Search code examples
rvectorlinear-regressionlogistic-regressiondummy-variable

Adding a vector of dummy variables in logistic regression


I am currently trying to conduct logistic regression where one of the variables is a vector of 32 dummy variables. Each dummy represents a type of crime. For example:

narcotics <- ifelse(train$PRIMARY.DESCRIPTION == "NARCOTICS", 1,0)

Then the vector is created:

crime.type <- c(narcotics, theft, other.offense, burglary, motor.vehicle.theft, battery, robbery, assault, criminal.damage, deceptive.practice, kidnapping, etc.)

The logistic model is as follows:

logit.mod.train <- lm(street1 ~ BEAT+WARD+X.COORDINATE+Y.COORDINATE+LATITUDE+LONGITUDE+crime.type, data = train, family = "binomial")

It's important to note that street1 is actually a dummy variable for the location of the crime being on the street. So the column is LOCATION.DESCRIPTION and the element is street.

street1 <- ifelse(train$LOCATION.DESCRIPTION == "STREET", 1,0). 

It yields this error:

Error in model.frame.default(formula = street1 ~ BEAT + WARD + X.COORDINATE +  : 
variable lengths differ (found for 'crime.type')
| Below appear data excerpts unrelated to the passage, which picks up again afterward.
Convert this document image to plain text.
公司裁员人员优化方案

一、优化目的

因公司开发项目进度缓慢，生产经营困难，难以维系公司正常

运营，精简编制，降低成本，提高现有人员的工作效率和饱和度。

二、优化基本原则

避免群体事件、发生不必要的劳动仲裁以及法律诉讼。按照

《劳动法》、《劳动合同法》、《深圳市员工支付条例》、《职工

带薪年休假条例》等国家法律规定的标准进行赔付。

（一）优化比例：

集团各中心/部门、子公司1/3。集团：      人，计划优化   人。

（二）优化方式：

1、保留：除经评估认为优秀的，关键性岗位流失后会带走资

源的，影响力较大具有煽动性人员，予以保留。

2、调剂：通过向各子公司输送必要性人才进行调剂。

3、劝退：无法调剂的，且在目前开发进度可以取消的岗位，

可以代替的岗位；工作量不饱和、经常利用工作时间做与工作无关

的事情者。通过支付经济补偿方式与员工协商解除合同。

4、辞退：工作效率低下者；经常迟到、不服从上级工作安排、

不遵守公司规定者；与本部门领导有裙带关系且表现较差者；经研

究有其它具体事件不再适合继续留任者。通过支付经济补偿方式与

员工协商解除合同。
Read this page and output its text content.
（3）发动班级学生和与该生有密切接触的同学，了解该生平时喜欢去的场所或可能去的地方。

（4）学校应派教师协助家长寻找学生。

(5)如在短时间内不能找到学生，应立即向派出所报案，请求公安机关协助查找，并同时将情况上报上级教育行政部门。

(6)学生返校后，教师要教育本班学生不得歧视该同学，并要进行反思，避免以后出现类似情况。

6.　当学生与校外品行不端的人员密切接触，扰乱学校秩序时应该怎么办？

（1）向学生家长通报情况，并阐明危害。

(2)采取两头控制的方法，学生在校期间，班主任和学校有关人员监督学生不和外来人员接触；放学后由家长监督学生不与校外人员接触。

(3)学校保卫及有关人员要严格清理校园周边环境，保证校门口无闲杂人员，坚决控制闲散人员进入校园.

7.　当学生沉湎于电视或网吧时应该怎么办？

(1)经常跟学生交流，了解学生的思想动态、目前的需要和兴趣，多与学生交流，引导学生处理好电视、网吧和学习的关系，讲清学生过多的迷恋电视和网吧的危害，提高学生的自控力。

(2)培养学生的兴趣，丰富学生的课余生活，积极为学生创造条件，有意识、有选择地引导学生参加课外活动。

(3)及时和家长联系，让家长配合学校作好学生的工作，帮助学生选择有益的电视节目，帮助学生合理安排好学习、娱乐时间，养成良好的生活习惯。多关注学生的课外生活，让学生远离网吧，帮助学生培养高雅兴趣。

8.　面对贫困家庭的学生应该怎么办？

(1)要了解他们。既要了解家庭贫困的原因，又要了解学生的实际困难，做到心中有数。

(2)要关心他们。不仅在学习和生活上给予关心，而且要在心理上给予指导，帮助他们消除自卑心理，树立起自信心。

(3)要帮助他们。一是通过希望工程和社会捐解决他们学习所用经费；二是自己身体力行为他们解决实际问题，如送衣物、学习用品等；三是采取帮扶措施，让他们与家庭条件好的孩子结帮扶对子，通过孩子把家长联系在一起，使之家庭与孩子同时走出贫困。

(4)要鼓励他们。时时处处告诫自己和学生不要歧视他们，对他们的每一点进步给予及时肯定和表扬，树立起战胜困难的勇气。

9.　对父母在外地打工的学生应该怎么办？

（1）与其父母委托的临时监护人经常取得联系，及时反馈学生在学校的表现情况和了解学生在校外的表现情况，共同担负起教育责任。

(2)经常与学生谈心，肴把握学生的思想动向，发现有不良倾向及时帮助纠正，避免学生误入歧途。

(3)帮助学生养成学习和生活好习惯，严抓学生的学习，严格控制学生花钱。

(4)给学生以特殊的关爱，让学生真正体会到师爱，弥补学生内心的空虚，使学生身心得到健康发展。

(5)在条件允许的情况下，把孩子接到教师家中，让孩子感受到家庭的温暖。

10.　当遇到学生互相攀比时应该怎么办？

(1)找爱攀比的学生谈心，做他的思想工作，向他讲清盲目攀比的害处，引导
I thought this would work because they are derived from the same data set and the dummies represent each unique element of one of the columns. When I input each dummy variable separately it's successful but I want to condense the regression and make it more efficient.

Thank you in advance


Solution

  • If you intend for each type of crime to be its own predictor, you'll need to bind them to train, and then specify the variables in your lm formula. (Actually for logit it should be glm().)

    For a more compact formula, subset train in the data= argument of glm() to include only your response variable and your intended design matrix. Then use street1 ~ . as your formula.

    train <- cbind(train, narcotics, theft)I
    model.vars <- c("narcotics", "theft", "street1")
    logit.mod.train <- glm(street1 ~ ., data = train[,model.vars], family = "binomial")
    

    More explanation:

    Using ifelse as you've done produces a 1 or 0 for every element in train.
    When you define crime.type as narcotics (which has the length of train) plus any additional elements, crime.type is longer than the number of rows in train.
    Then you're asking lm() to process a lopsided design matrix, where one predictor (crime.type) has more elements in it than the other predictors. That's why you're getting the error.

    Here's a replication of the issue:

    N <- 100
    train <- data.frame(PRIMARY.DESCRIPTION=sample(c("A","B"), replace = T, size = N),
                        response = rbinom(n=N, prob=0.7, size=1))
    dim(train) # 100  2
    
    narcotics <- ifelse(train$PRIMARY.DESCRIPTION == "A", 1, 0) 
    length(narcotics) # 100
    
    theft <-  ifelse(train$PRIMARY.DESCRIPTION == "B", 1, 0)
    length(theft) # 100
    
    crime.type <- c(desc.A, desc.B)
    length(crime.type) # 200
    
    logit.mod.train <- glm(response ~ PRIMARY.DESCRIPTION+crime.type, data = train, family = "binomial")
    

    Error in model.frame.default(formula = response ~ PRIMARY.DESCRIPTION + : variable lengths differ (found for 'crime.type')